El castillo, hermosa construcción con almenas y esbeltas
ventanas le llamaba con el rastrillo levantado; una doncella asomada al
ventanal le sonreía incitadora
; un vergel de rosales y jazmines, dalias y orquídeas, frondosos
árboles se perdían en aquel onírico horizonte de lujuriosa vegetación.
-Mi nombre es Rosalina, la prisionera y cautiva de mi señor.
¿Querrás ser tú quien me libere?
-¿Yo, hermosa doncella? No tengo espadas ni mosquetes para
la lid. ¿Cómo habría de ser vuestro valedor?
-Si os atrevéis a penetrar en esta fortaleza, el valor será
vuestro mejor aliado. El valor y el perdón.
-¿El perdón?
-Yo, señor; era virgen cuando fui entregada al rey de este
lugar. Contenta, me avine a los deseos de mis padres. No sospechaban, yo
tambpoco lo habría hecho, que me entregaban al hombre más cruel que jamás
hubiera. Tanta maldad, tanto dolor era capaz de causar. Yo era inocente, débil,
honesta. Me encerró en esta cámara y desde aquí me vi obligada a contemplar sus
crueles actos. Mataba, violaba, descuartizaba. Yo quise, puesto que morir no
podía, quemar mis ojos. Tampoco me fue concedida semejante súplica. Los años se
sucedieron, la sangre lo cubrió todo, los gritos de los desgraciados se
hicieron compañeros de mi soledad. Él murió. YO seguí aquí. Nadie venía por mí,
nadie viene, el almendro que me regalaba sus dádivas tampoco está. Siempre
esperando, anhelando que el joven príncipe de mis sueños me rescate. ¿Seréis
vos, acaso?
-¿Un príncipe yo? Jajajajajaja. Si tan solo soy un mísero
soñador.
Miguel, sonámbulo, quiere tocar unas mejillas que se le
aparecen de mármol. ¡No hay nada! ¿Quién es esa mujer que le habla?
Un horrísono estruendo de hierro se escucha a su espalda.
Sabe que ha sido apresado. La joven ya no está. Ha sido sustituida su figura de
alabastro por una mazmorra, una tumba que cada vez se cierne más opresiva,
hurtándole el aliento.
¿Qué puede hacer? ¿Rendirse? ¿Otra vez cantos de sirena. No,
ilusión es su fuerza invencible. Y perdón.

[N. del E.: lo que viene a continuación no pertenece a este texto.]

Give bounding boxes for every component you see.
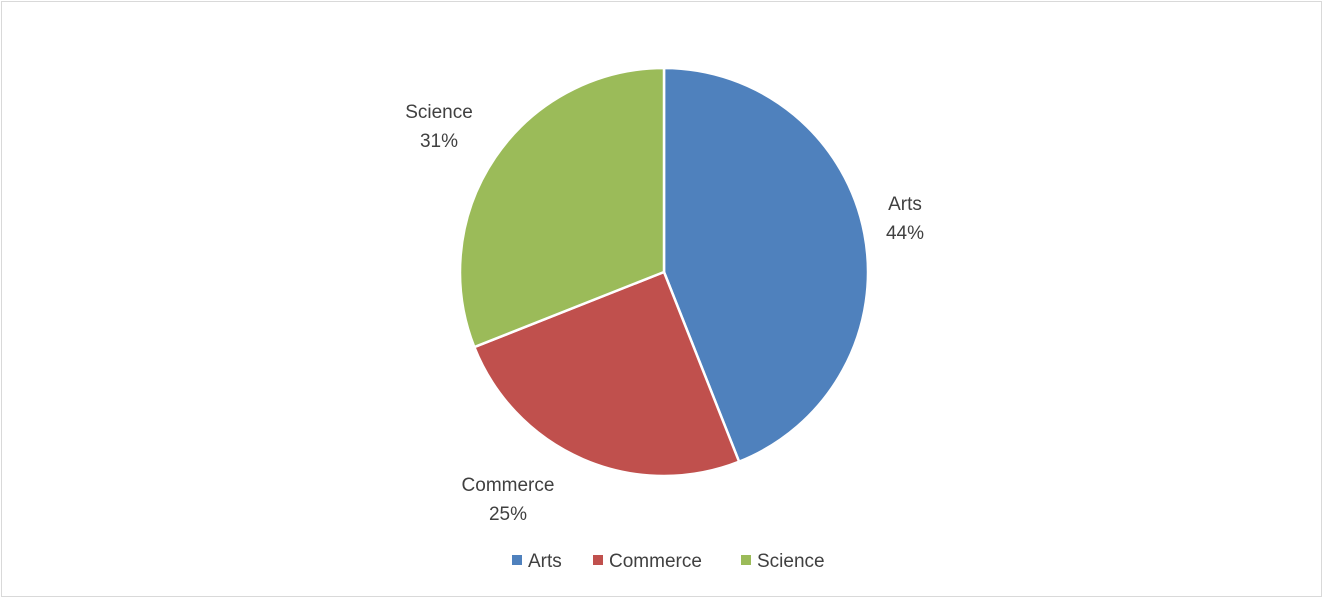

Perdón a aquella doncella que le ha
seducido llamándole, fantasma aparecido; a aquéllos que no le dijeron la verdad, tanto como les
preguntó; a aquellos, en fin, que no quisieron decirle que sí había aún algo nuevo
por descubrir: la inocencia de un niño que abre sus ojos atónitos ante la magia,
la esperanza de un ciego luchador, el amor para él a pesar de que nadie confió
en que lo descubriría.
Siente, aún siente. Percibe las nudosas arrugas de aquel
tronco de almendro. Y sabe que todavía sigue vivo. Pero algo más comprende: que
habiendo perdonado ha liberado a la desgraciada Rosalina de su hechizo. Ahora
sí, ahora puede acariciarle sus mejillas que ya no son fantasmales, sino de una
suavidad de satén. Ya no le importa perderse porque, de hacerlo, lo hará en
unos ojos de cielo estrellado. Acaricia y no se cansará de hacerlo. Es tan
suave su piel.
La charca, con su perdón, se ha limpiado y hasta ella, ahora
sí, Miguel, colgado de una grácil cintura, se asoma para ver cómo en ese
estanque hay un tesoro ignorado de todos.
Y Miguel y Rosalina poblaron de nuevo, con su vida, la Sierra
del Perdón, una sierra que tú podrás encontrar si eres capaz de atreverte a
atravesar el castillo de los sueños y caminar por la vereda de la fantasía en
cuya meta encontrarás… ¡a Miguel y Rosalina!
1 comentario:
Precioso y profundo relato, misterioso como la mente humana y grande como la imaginación más sublime. Miguel encontró su tesoro y Rosalina su liberación. Le ha valido la pena enfrentarse al horror y a la desolación con valentía y esperanza y haber sido cándido e inocente ante los que callaban en balde lo que le deparaba el final de su oscuro destino... destino que se le torna claro y espléndido porque refleja su interior e intenciones.
Sin magia e ilusión nada tiene sentido, Alberto. Adentrémonos juntos en muchos más maravillosos relatos como éste. Abrazos emocionados.